Objects of type xrange are similar to buffers

Are type and class synonyms? It seems that they are at least according
to some webpages that I read. But I'm not completely sure. Could you
let me know in case my impress is wrong?

--
Regards,
Peng
From: Thomas Jollans on
On 06/22/2010 12:11 AM, Peng Yu wrote:
> pydoc xrange says:
>
> Help on class xrange in module __builtin__:
>
> class xrange(object)
>
> python_2.6.5_library.pdf says:
>
> Objects of type xrange are similar to buffers
>
> Are type and class synonyms? It seems that they are at least according
> to some webpages that I read. But I'm not completely sure. Could you
> let me know in case my impress is wrong?
>

They're the same. *

-- Thomas

* In versions prior to 3.0, this is not 100% true. In versions prior to
2.0, this is not true. **

** Python 2.x distinguishes between "old-style" and "new-style" classes.
New-style classes (those which subclass object) are types. The others
are a bit different, and exist only for backwards compatibility. Don't
use them.
From: Stephen Hansen on
On 6/21/10 3:11 PM, Peng Yu wrote:
> Are type and class synonyms? It seems that they are at least according
> to some webpages that I read. But I'm not completely sure. Could you
> let me know in case my impress is wrong?

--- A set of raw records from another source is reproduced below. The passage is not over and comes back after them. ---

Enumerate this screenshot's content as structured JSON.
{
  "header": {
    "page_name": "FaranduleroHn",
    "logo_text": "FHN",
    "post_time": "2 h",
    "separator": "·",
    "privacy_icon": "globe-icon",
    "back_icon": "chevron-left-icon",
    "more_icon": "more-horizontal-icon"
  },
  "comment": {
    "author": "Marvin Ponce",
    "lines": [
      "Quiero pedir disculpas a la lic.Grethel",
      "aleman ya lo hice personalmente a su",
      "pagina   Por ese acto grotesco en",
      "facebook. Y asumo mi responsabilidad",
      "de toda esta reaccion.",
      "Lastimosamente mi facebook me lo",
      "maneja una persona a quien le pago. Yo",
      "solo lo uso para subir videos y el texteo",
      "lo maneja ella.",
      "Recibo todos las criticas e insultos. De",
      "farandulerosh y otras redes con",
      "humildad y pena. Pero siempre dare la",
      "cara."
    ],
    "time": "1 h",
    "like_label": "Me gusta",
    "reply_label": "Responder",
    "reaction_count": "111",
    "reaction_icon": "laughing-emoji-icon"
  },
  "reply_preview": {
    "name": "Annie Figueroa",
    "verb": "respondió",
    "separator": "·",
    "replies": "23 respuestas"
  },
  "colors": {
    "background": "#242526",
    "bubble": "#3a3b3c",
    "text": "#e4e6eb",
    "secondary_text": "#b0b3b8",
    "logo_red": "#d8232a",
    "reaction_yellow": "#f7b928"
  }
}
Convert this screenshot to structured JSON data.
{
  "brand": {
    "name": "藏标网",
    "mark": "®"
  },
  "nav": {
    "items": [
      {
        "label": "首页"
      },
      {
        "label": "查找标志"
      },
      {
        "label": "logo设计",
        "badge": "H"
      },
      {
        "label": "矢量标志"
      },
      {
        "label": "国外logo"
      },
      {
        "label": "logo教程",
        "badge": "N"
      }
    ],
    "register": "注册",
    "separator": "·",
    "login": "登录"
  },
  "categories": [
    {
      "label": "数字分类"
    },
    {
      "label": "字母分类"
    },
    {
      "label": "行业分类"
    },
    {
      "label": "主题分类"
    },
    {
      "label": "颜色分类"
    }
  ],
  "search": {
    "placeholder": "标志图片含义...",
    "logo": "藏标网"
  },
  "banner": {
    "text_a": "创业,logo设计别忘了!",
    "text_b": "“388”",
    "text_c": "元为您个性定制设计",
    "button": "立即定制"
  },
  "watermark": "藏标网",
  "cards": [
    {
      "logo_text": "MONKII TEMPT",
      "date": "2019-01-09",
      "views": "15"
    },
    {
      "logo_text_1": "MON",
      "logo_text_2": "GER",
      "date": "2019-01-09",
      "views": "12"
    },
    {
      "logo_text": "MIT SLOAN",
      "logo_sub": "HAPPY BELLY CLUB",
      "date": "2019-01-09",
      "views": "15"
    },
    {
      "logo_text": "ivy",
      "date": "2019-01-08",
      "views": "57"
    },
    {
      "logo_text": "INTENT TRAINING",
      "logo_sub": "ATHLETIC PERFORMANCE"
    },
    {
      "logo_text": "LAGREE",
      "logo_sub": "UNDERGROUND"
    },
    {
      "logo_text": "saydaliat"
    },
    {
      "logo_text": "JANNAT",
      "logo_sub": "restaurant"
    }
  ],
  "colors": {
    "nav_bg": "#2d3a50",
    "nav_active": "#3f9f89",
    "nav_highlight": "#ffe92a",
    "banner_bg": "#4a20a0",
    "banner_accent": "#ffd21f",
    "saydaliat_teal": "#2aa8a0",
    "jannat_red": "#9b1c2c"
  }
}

Once upon a time, a type was something that was only built-in, provided
by Python, whereas a class was a user-created kind of object that other
objects could inherit from. You couldn't inherit from a type -- only a
class. That's why there were UserDict implementations, and such.

But that's not the case anymore. IIUC, a new-style class is for all
intents and purposes a user-defined type, and the two serve the same
function and are essentially the same.

An old-style class (a class which does not ultimately inherit from
'object') is a bit of a different beast with some different semantics
and exists just for backwards compatibility, I think. The unification of
classes and types occurred in Python 2.2 with PEP252 and PEP253.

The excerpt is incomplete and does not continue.